Friday, July 23, 2010

Subversive Music Videos: Major Lazer's "Keep It Goin' Louder"





            The lyrics to “Keep It Goin’ Louder” are evocative of many scenes from other hip-hop songs. The song tells a story, from both the male and female perspective, about going to a bar and being captivated by a particularly attractive stranger. If one were to imagine how a music video would illustrate this, the familiar images of hypersexualized women gyrating in next to nothing would probably appear. And, indeed, Major Lazer’s video has four women doing just that. However, the thing that sets “Keep It Goin’ Louder” apart from formulaic, mainstream hip-hop videos is that the women dancing have distorted faces and Rubenesque figures. Using the familiar motif of the “video girl” and altering it in a way that makes the women appear inhuman allows Major Lazer to subvert the message of objectification that usually exists in hip-hop videos.


            The women typify “video girls” are usually black or Latina women that defy in every aspect of their appearance what the average woman looks like. Much like the waif ideal for white women, women of color are presented with an impossible standard of beauty to live up to. Video girls have small waists, large breasts, and even larger behinds. They have long hair, light skin, and wear next to nothing. Their job in the video is to move seductively and nothing more. The presence of these women in music videos commodifies female sexuality and presents unrealistic depictions of sex and beauty. Major Lazer’s video takes this idea and undermines it by presenting disfigured faces that are equally unattainable. The musical duo also feature the bodies of normal to heavy set women, something that would never be seen in a music video, but which is seen every day in real life.


            Perry argues that, “The women [in hip-hop videos] are often portrayed as vacuous, doing nothing but swaying around seductively…extremely rare are any signs of thought, humor, irony, intelligence, anger, or any other emotion” (Dines and Humez 137). This is exactly what happens in Major Lazer’s video. The dancing that takes place in the video is unusually stilted. The women rely on shimmying their breasts and shaking their butts in order to move. They dance “in a two-dimensional fashion, a derivative but unintellectual version of black dance, but more reminiscent of pornographic male sexual fantasy…” (Dines and Humez 137). “Keep It Goin’ Louder” satirizes formulaic hip-hop videos by presenting the same motif, but with disfigured women who depend on hypersexual moves in order to dance.


            Major Lazer’s purpose in making a video that undermines the norm is to illustrate the prescribed nature with which hip-hop videos are produced and to effect change. By challenging messages of objectification, they show other musicians that foregoing stereotypical “video girls” can be just as economically and viable as including them. Thus, if more artists choose to take this path of omitting beautiful and vacuous women from their music videos, it could change the way in which hip-hop videos are made. It could even promote the inclusion of women who represent a more realistic image of beauty into mainstream music videos.
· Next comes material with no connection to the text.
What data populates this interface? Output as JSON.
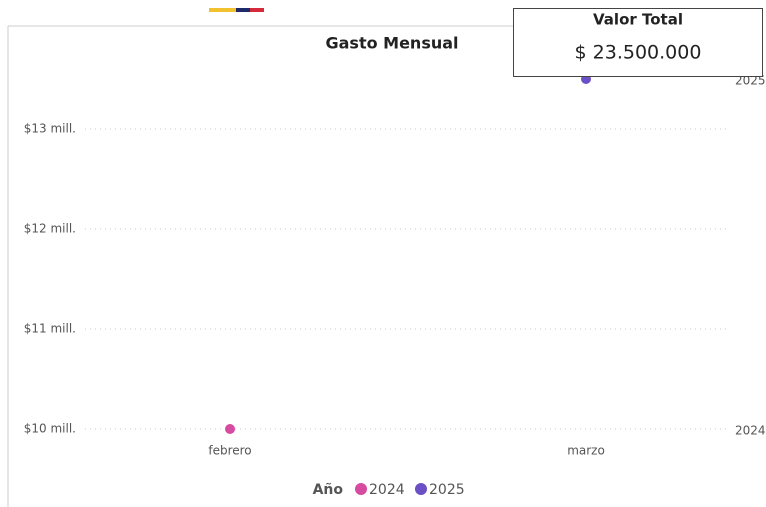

            In “Hip-Hop Honeys and Da Hustlaz: Black Sexualities in the New Hip-Hop Pornography”, Mireille Miller-Young asserts that,  “Through the repetition of deviant practices by multiple individuals, new identities, communities, and politics emerge where seemingly deviant, unconnected behavior can be transformed into conscious acts of resistance that serve as a basis for a mobilized politics of deviance” (285-286). Major Lazer’s subversion of beauty and sexuality in hip-hop videos was effective because it was shocking. It used both ordinary imagery, like the body shapes of the women, and grotesque imagery, like the distortion of their faces, in order to send the message that the scantily clad women seen in mainstream music videos are portrayed as inhuman. The more that depictions of women in hip-hop deviate from what they are now, the more that new definitions of “video girls” will arise and take hold. The presence of women not being degraded in music will redefine the ways in which videos are made.


            “Keep It Goin’ Louder” undermines hypersexualized music video motifs by both taking part in and deviating from them. Major Lazer presents four underdressed women dancing provocatively, as they would in any other video, but they show a more rotund body, which would never be found in any other mainstream hip-hop production. They also deform the faces of the women, making them appear grotesque. This conveys the idea that the objectification of “video girls” is dehumanizing. By challenging the formula with which hip-hop videos are made, Major Lazer allows others to do the same and confront what it means to be a musician in a world of sexism.


Works Cited:

Major Lazer. “Keep It Goin’ Louder.” Guns Don’t Kill People… Lazers Do. Downtown, 2009. Music Video.

Miller-Young, Mireille. "Hip-Hop Honeys and Da Hustlaz: Black Sexualities in the New Hip-Hop Pornography." Meridians: feminism, race, transnationalism. 8.1 (2008): 261-292.

Perry, Imani. “Who(se) Am I? The Identity and Image of Women in Hip-Hop.” Gender, Race, and Class in Media: A Text- Reader. Eds. Gail Dines and Jean M. Humez. Thousand Oaks, CA: Sage Publication Inc., 2003.